9th April 2013
The actions of the Bank of Japan will have significant impacts on global markets outside of Japan too, especially those in emerging Asia argues Johan Jooste, chief market strategist, EMEA Merrill Lynch Wealth Management.
In a note issued today (09/04/13), Jooste says that historically, the performance of emerging market assets, including those in emerging Asia, have been heavily supported by low interest rates and, more recently, liquidity provided by Fed easing. He writes: “As a result, investors have begun to question whether emerging market equity performance can be sustained were the Fed to begin winding down its asset purchases. Additionally, investors are worried that were the U.S. dollar to continue its recent appreciation, this may pose a headwind to Emerging Market Asia.
However he says the actions of the Bank of Japan may well offset at least some of the risk from emerging market equity.
“While part of the new BoJ liquidity will likely end up in the Japanese stock market, we believe some will also flow to Japan’s neighbouring emerging markets. Flows data suggest that Japanese investment flows into international assets denominated in EM currencies have already begun. This trade may gain momentum, in our view, if the threat of yen appreciation is now reduced by the new stance of the BoJ. This trend may even offset some risk from lower liquidity support when QE3 by the Fed ends.”
“It is often underestimated how key the actions of the Bank of Japan are to this region in terms of liquidity support and an easing of financial conditions in emerging Asia. At present, the Fed continues asset purchases at a rate of $85 billion per month – a considerable amount of money supply. Were such easing to cease towards end-2013, asset markets in emerging Asia would likely suffer some short-term volatility. However, from now to end-2014, the BoJ will make gross purchases of Japanese government securities of JPY7 trillion per month, or over $70 billion. This is a sizeable amount that could offset much of the possible reduced liquidity by the Fed, in turn supporting emerging Asia.”
He also says that the recent appreciation of the dollar may also be increasing the risk appetite.
“Since the financial crisis, episodes of U.S. dollar appreciation have often been driven by risk-averse investor sentiment, due either to weakening economic indicators or to the eurozone financial crisis. Yet recently, the U.S. dollar has been appreciating due to better U.S. economic data relative to global activity. This has actually lifted risk appetite which we believe should prove beneficial for emerging Asia assets.”
He also notes that many emerging market economies have cut back on foreign owned debt while a weaker yen may help countries such as Thailand which rely on Japanese imports for local production.

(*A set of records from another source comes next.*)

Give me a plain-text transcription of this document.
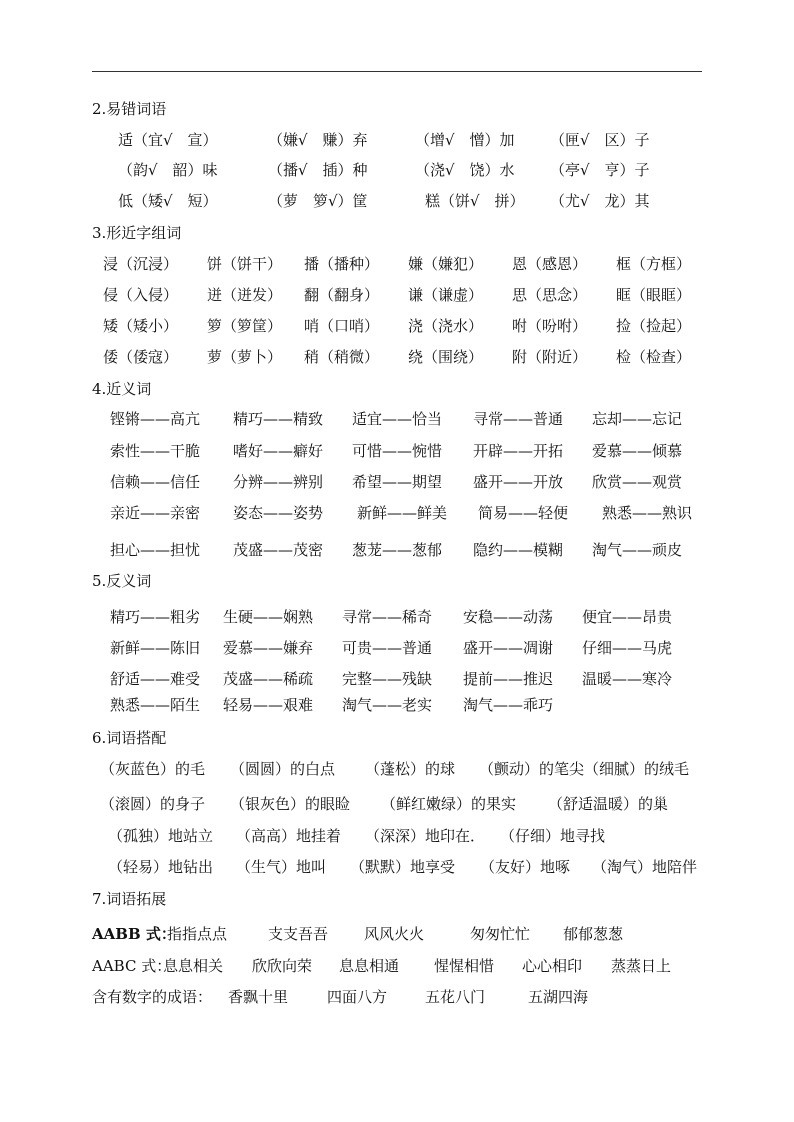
2.易错词语
适（宜√　宣）	（嫌√　赚）弃	（增√　憎）加 （匣√　区）子
（韵√　韶）味	（播√　插）种	（浇√　饶）水 （亭√　亨）子
低（矮√　短）	（萝　箩√）筐	糕（饼√　拼） （尤√　龙）其
3.形近字组词
浸（沉浸） 饼（饼干） 播（播种） 嫌（嫌犯） 恩（感恩） 框（方框）
侵（入侵） 迸（迸发） 翻（翻身） 谦（谦虚） 思（思念） 眶（眼眶）
矮（矮小） 箩（箩筐） 哨（口哨） 浇（浇水） 咐（吩咐） 捡（捡起）
倭（倭寇） 萝（萝卜） 稍（稍微） 绕（围绕） 附（附近） 检（检查）
4.近义词
铿锵——高亢 精巧——精致 适宜——恰当 寻常——普通 忘却——忘记
索性——干脆 嗜好——癖好 可惜——惋惜 开辟——开拓 爱慕——倾慕
信赖——信任 分辨——辨别 希望——期望 盛开——开放 欣赏——观赏
亲近——亲密 姿态——姿势 新鲜——鲜美 简易——轻便 熟悉——熟识
担心——担忧 茂盛——茂密 葱茏——葱郁 隐约——模糊 淘气——顽皮
5.反义词
精巧——粗劣 生硬——娴熟 寻常——稀奇 安稳——动荡 便宜——昂贵
新鲜——陈旧 爱慕——嫌弃 可贵——普通 盛开——凋谢 仔细——马虎
舒适——难受 茂盛——稀疏 完整——残缺 提前——推迟 温暖——寒冷
熟悉——陌生 轻易——艰难 淘气——老实 淘气——乖巧
6.词语搭配
（灰蓝色）的毛 （圆圆）的白点 （蓬松）的球 （颤动）的笔尖（细腻）的绒毛
（滚圆）的身子 （银灰色）的眼睑 （鲜红嫩绿）的果实 （舒适温暖）的巢
（孤独）地站立 （高高）地挂着 （深深）地印在． （仔细）地寻找
（轻易）地钻出 （生气）地叫 （默默）地享受 （友好）地啄 （淘气）地陪伴
7.词语拓展
AABB 式：
指指点点	支支吾吾 风风火火	匆匆忙忙 郁郁葱葱
AABC 式：
息息相关 欣欣向荣 息息相通 惺惺相惜 心心相印 蒸蒸日上
含有数字的成语： 香飘十里	四面八方	五花八门	五湖四海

“Since the onset of the global financial crisis, many EM Asian economies have reduced the scale of foreign debt to foreign savings reserves (notably India and Thailand, by around 0.5 per cent of respective GDP each) – i.e. they are less economically vulnerable to lower U.S. dollar liquidity. Having built up foreign currency holdings through export-led growth strategies, many open EM Asian economies may be able to reduce the potentially harmful effects of a strengthening greenback on debt servicing costs. Foreign savings buffers also reduce sensitivity to hot money outflows, should a rising U.S. dollar pressure corporate borrowing costs and therefore investment returns.”
“A weaker yen lowers import costs for EM Asian nations that use Japanese imports in local production. Thai exporters stand particularly to gain from this development, in our view. Better Japanese economic growth may also support firmer demand for raw materials from local neighbours.”